The decision follows months of controversy surrounding her qualifications, background and conditions at the shelter.

"We've been watching the situation for some time," said Councilman Dan Darnell. "I think it's obvious that we hired a person that seemed really qualified, and that (the situation) did not work out."

Arnold was dismissed on Feb. 1, Assistant City Manager Bob Campbell said.

Arnold could not be reached for comment.

Marcy Eckhardt, of Pro-Shelter, will continue to provide consulting services to the city.

Controversy surrounding Arnold's qualifications reached its zenith when the Humane Society of the Four Corners' Board of Directors sent an eight-page letter to Mayor Tommy Roberts and city council on Nov. 12 detailing alleged unsanitary, unsafe and disease-ridden conditions at the shelter.

In addition, the letter alleged that Arnold, a native of Germany, was never a veterinarian as she claimed.

Arnold denied the allegations at the time.

A Humane Society of the Four Corners spokesperson declined to comment when contacted Monday.

City officials, in the mean time, are looking to the future.

A groundbreaking ceremony for Farmington's new animal shelter is scheduled for 3 p.m. Feb. 13 at the northwest corner of Browning Parkway and the entrance to Animas Park.

For Darnell and Councilwoman Mary Fischer, the groundbreaking represents an opportunity to move forward.

"For the last several months, we've been in a reactive mode," Fischer said. "It's time for us to be proactive. I'm looking forward to this new beginning."

Although the new shelter will provide a much needed upgrade to the city's aging animal services facilities, city council needs to carefully examine data on how many animals are too sick or injured to be adopted, Darnell said. Those animals often have to be euthanized because they cannot be adopted.

"Depending on how high that number is, we probably need to assist (San Juan County) and possibly the Navajo Nation," he said.

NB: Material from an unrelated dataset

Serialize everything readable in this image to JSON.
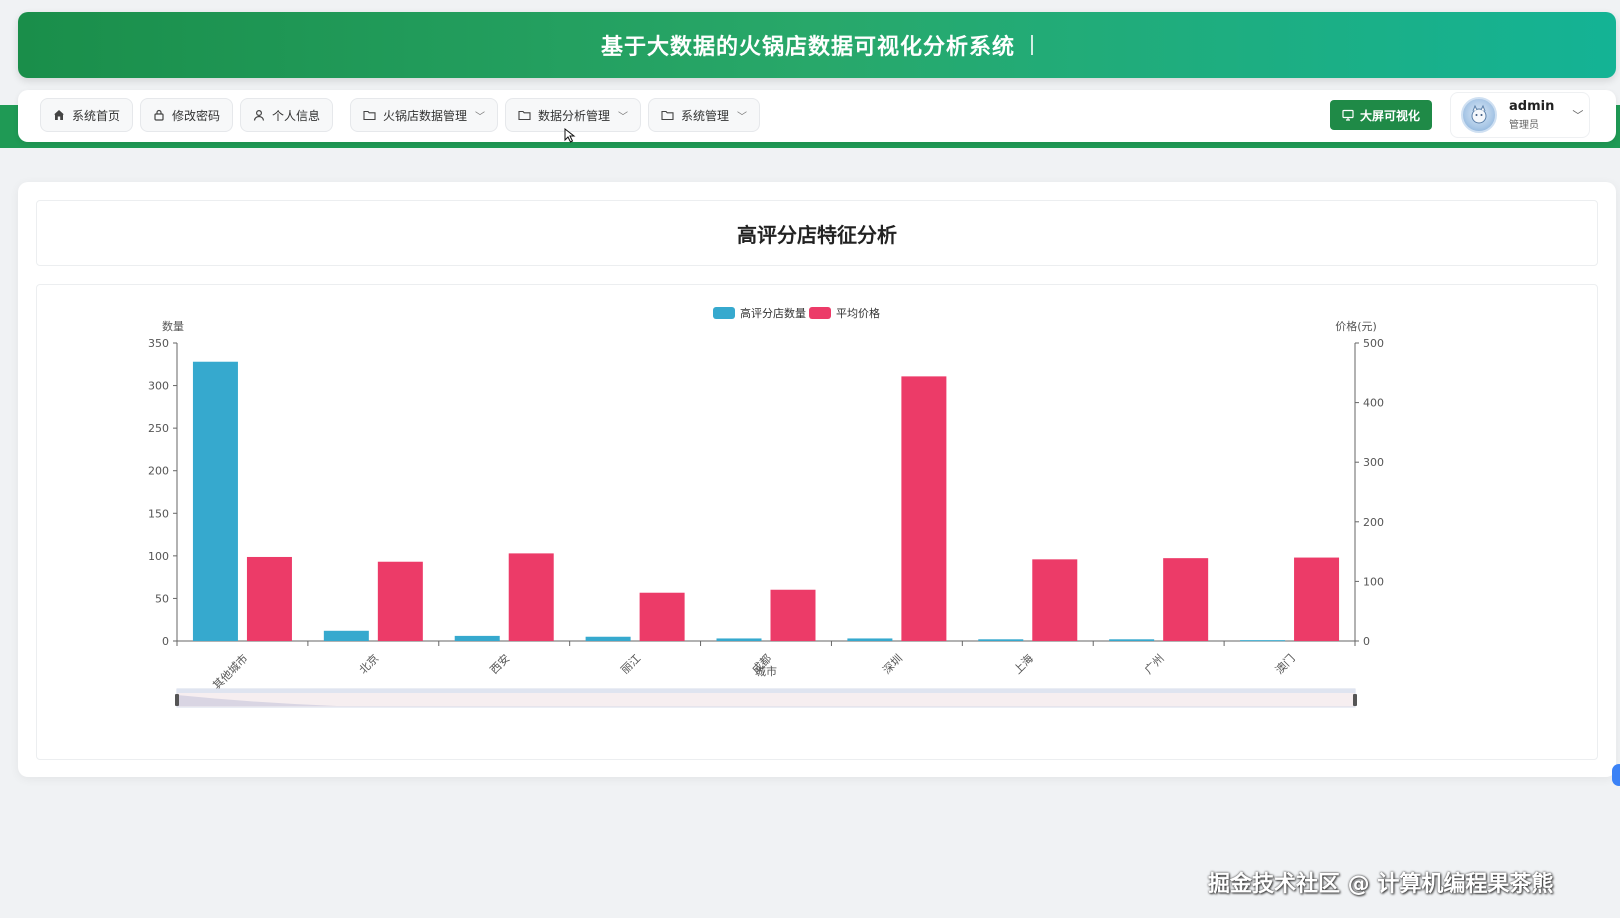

One option would be for the city to invest in a mobile spay and neuter clinic, Darnell said, adding that such a project has not yet been formally discussed.

Although Arnold's dismissal is a step forward for the city's animal services, the decision does not come without a bittersweet touch.

"Council does not get involved in every day personnel matters, but when we hear a number of complaints, it's concerning," Fischer said. "I hope Angie is able to find something more to her (qualifications). I hate for anyone to lose their job."